Dans une allocution télévisée, le chef de l'Etat a déclaré l'état d'urgence "sur tout le territoire". "Certains lieux seront fermés, la circulation pourra être interdite et il y aura également des perquisitions qui pourront être décidées dans toute l'Ile-de-France", a-t-il indiqué.

Le chef de l'Etat a également annoncé avoir décidé la fermeture des frontières. "Nous devons nous assurer que personne ne pourra rentrer pour commettre quelque acte que ce soit.
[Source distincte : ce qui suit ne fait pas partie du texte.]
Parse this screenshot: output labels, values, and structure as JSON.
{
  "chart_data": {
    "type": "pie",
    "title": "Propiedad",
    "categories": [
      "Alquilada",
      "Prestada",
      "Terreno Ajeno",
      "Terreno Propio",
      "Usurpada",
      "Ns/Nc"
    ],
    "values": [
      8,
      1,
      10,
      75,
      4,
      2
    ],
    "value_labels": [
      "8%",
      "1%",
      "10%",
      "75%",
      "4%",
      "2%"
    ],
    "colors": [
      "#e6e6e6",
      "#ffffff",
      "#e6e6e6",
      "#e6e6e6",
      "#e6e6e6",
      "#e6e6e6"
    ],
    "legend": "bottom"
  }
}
Et en même temps que ceux qui auraient pu commettre les crimes qui sont hélas constatés puissent également être appréhendés, s'ils devaient sortir du territoire", a-t-il expliqué. Toutefois, un communiqué de l'Elysée a par la suite précisé qu'il s'agissait d'un rétablissement du contrôle aux frontières et non d'une fermeture.

"J'ai également demandé qu'il y ait des renforts militaires, ils sont en ce moment sur l'agglomération parisienne pour être sûrs qu'aucune attaque ne puisse de nouveau avoir lieu", a-t-il ajouté. L'Elysée a par la suite annoncé la mobilisation de "1 500 militaires supplémentaires". Un Conseil de défense a été convoqué ce samedi à 9 heures.

Les écoles, lycées et établissements scolaires et universitaires sont fermés ce samedi en Ile-de-France et les voyages scolaires annulés. A Paris, l'ensemble des bâtiments municipaux sont fermés, tout comme certains parcs d'attractions et grands magasins. Les hôpitaux ont été mobilisés et le plan blanc a été déclenché.